With regard to the damage claim over €100 million relating to the settlement between Thyssen and DB over DB’s damages resulting from the cartel, the Court stayed the proceedings pending the outcome of a criminal investigation and trial for bid-rigging against Mr. Sehlbach. The criminal investigation would provide insight on whether Mr. Sehlbach knowingly or at least negligently participated in the cartel.
II. Impact of the Sehlbach Judgment and outlook
The Sehlbach Judgment seems, at first sight, to be at odds with the fact that a managing director is legally obliged to ensure that the company he manages does not infringe competition law. Thus, it would not be unconceivable to consider that a fine imposed on the company for an infringement committed by the managing director is a consequence of a breach of his obligations, and ought therefore to be recoverable. However, the Sehlbach Judgment stresses that cartel fines are personal to the company and cannot be “rolled over” to individuals allegedly involved in the cartel.
At the same time, the Sehlbach Judgment brings Germany in line with other jurisdictions where courts found in the past that cartel fines are not recoverable from company officers/employees. In the UK the Court of Appeal held in Safeway vs. Twigger in 2010 that companies which have been fined by the OFT/CMA for violations of competition law cannot seek to recover that fine from its directors or employees.4 In its reasoning, the Court of Appeal used similar reasons as the Court in Sehlbach to dismiss the damage claims. It held that the principle of ex turpi causa non oritur actio (“from a dishonourable cause an action does not arise”) barred the infringing company from seeking an indemnity from its directors and/or employees. Much emphasis was placed by the Judges on the wording of the Competition Act 1998, which made the fine imposed by the UK competition authorities “personal” to the undertaking in question.

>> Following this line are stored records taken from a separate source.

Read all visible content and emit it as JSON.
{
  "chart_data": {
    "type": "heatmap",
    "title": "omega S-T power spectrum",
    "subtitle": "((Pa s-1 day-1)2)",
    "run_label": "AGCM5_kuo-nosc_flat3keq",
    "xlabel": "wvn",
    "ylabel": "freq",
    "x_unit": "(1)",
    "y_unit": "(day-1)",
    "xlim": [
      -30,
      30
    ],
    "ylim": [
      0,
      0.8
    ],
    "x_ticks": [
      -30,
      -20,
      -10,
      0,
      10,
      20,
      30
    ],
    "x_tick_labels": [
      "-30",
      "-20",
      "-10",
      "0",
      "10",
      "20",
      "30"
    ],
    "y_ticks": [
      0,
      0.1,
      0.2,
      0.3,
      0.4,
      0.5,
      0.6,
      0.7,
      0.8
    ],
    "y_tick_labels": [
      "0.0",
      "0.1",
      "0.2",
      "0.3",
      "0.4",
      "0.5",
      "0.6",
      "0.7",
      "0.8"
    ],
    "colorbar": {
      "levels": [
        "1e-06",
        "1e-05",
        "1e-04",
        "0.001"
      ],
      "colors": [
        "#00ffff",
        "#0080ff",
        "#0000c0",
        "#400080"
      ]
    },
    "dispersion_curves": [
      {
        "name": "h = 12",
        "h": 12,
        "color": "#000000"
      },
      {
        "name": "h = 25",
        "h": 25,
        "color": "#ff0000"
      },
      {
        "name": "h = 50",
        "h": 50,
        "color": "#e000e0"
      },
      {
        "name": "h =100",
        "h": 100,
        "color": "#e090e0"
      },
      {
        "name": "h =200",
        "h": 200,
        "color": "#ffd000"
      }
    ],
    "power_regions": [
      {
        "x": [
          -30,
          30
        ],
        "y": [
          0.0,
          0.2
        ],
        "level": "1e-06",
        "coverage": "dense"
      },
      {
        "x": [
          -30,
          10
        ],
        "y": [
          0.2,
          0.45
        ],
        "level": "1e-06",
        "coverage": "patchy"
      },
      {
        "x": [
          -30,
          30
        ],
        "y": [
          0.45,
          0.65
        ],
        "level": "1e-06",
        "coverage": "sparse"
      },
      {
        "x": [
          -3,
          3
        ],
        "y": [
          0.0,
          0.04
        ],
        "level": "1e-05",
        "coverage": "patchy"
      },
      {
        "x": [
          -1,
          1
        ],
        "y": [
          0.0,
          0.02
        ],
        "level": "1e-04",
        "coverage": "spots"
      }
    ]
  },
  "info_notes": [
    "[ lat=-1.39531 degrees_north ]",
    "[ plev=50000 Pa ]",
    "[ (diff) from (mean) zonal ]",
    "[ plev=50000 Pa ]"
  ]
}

It remains to be seen if the Court’s finding will stand upon fur review by the German Federal Labour Court. The Düsseldorf Higher Labour Court allowed for a further review by the (“Bundesarbeitsgericht”) and Thyssen is widely expected to apply for such a review.
Subject to such a review, the Sehlbach Judgment is groundbreaking in providing legal certainty to both undertakings and their senior management regarding their exposure to damages for cartel fines imposed against the undertaking. At the same time, the exposure to secondary claims by the company for damages the company itself had to pay to its customers for inflated prices resulting from the cartel has not yet been decided by the Court. The Court may come to a different conclusion in this respect, as civil damage claims are not quasi-criminal fines and thus not personal to the undertaking. If such damages will be considered recoverable in general, the Court would need to decide whether a full recovery should be permitted or only up to a certain level (e.g., up to an amount covered by the D&O insurance of up to €1 million – the maximum fine the FCO can impose on individuals).